My son focusing in the midst of chaos

A school day moment. Please excuse the existence of “real life” in these photos.

But the boy in the background is where my focus of encouragement lies.  He is taking an Algebra II quiz requiring  a page of work for each problem and is concentrating heavily.  He is not distracted by all the events in the foreground!

This would not have been the case five years ago!

Back then he was distracted by a slight breeze!  Any activity in the house caused him great distress, and if there was no activity in the house then thoughts flying around his brain took precedence over his school work.  As you can imagine, in a small house with several small children there was rarely a lack of activity!

OLYMPUS DIGITAL CAMERA

This is a photo of Zechariah, but the expression on his face was perfect!

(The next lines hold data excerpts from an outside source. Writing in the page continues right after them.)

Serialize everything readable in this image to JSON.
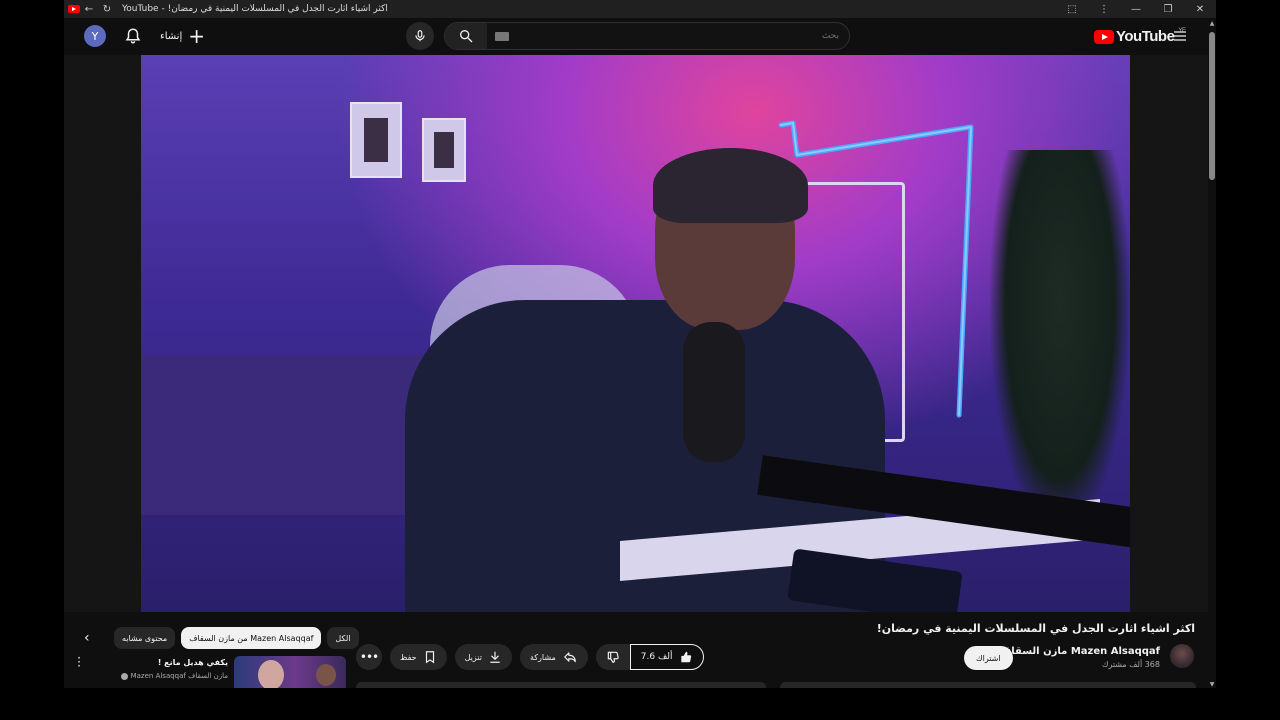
{
  "window": {
    "title": "YouTube - !اكثر اشياء اثارت الجدل في المسلسلات اليمنية في رمضان",
    "controls": {
      "minimize": "—",
      "restore": "❐",
      "close": "✕"
    }
  },
  "header": {
    "avatar_letter": "Y",
    "create_label": "إنشاء",
    "search_placeholder": "بحث",
    "logo_text": "YouTube",
    "logo_region": "YE"
  },
  "video": {
    "title": "اكثر اشياء اثارت الجدل في المسلسلات اليمنية في رمضان!",
    "channel_name": "Mazen Alsaqqaf مازن السقاف",
    "subscribers": "368 ألف مشترك",
    "subscribe_label": "اشتراك",
    "like_count": "7.6 ألف",
    "share_label": "مشاركة",
    "download_label": "تنزيل",
    "save_label": "حفظ"
  },
  "sidebar": {
    "chips": [
      "محتوى مشابه",
      "من مازن السقاف Mazen Alsaqqaf",
      "الكل"
    ],
    "active_chip_index": 1,
    "recommendation": {
      "title": "يكفي هديل مانع !",
      "channel": "مازن السقاف Mazen Alsaqqaf"
    }
  }
}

I apparently never captured that exasperated look on Nic’s face on camera.

schoolday collage

A typical school day in 2007 with my then 7, 5, 4, and 2 year old.

I made him a “focus board” — a tri-fold project board that you buy in the school supply section for science fair displays.  We would put it up in front of him to block out all activity around him.  It worked … most times.  However, sometimes his own brain was the distraction!  I set timers for him, and gave him small goals.  I gave him gum to chew.  I allowed music.  I tried many methods to help him learn to block out the activity around him — telling him that as the oldest of this large family the noise would never go away.  He had to learn to cope.

comparing nic 07 vs 15

Left: Nic would spend hours in this position, on this same page, doing the same problem. Right: Nic is now able to focus on the task at hand and get his work done.

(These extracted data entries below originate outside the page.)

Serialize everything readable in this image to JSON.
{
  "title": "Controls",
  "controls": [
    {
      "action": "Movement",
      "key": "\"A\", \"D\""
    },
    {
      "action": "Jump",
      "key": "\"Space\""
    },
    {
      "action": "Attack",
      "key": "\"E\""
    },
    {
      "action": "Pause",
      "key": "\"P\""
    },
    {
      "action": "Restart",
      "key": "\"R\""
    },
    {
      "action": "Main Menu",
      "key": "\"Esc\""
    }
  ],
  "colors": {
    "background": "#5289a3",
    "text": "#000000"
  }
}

And learn to cope he has!  It has been a gradual improvement over the years.  So slight that I hadn’t really noticed or thought of it until today.  In the middle of our noisy lessons, I looked over and realized that he was taking a quiz, I asked him if we were bothering him, to  which he replied,

“No.  I’ve trained myself to focus.”

Gasp! Suddenly the struggles of the past contrasted with this very instant came rushing back, filling me with joy.  This boy, whom I had contended with so often, was concentrating on his work so heavily he didn’t even notice the silly antics of the five year old less than six feet away.  I was in awe!

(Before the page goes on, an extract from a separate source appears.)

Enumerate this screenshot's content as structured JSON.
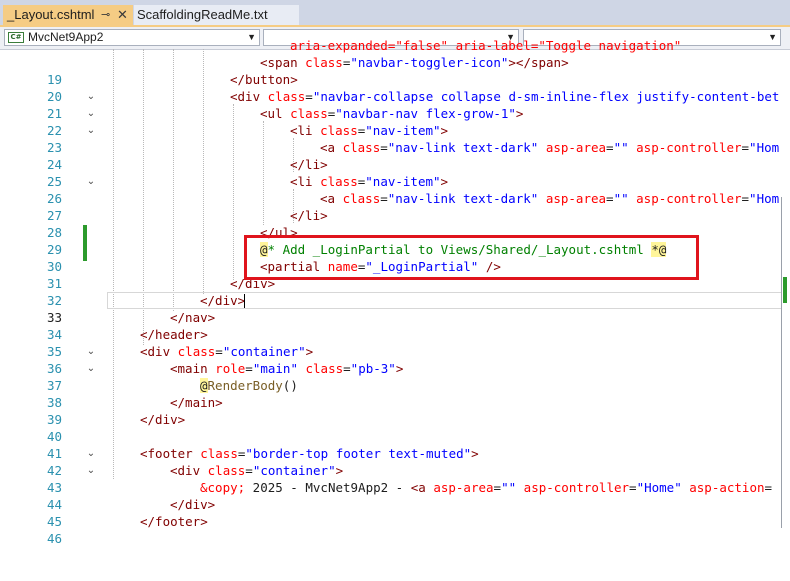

Having five siblings has helped.  So has the fact that his schoolwork didn’t go away when he did get distracted.  There were a few late “homework” nights that taught him that he needed to work harder during the day.  But he also listens to music.  During this quiz he has Pandora playing on the computer in the background.  Somehow music blocks out the external and internal stimuli going on and he is able to focus on the task at hand.  In fact, now that I think about it, he really has a hard time focusing if he is not allowed to listen to music.

So what does this mean for some of you other mothers who are still in the midst of the struggle?  It means there is hope.  The child who is so distractable and restless you’d swear he has ADHD is not hopeless.  Given the tools, he can learn.  Try different methods, find what works, and give him time to grow.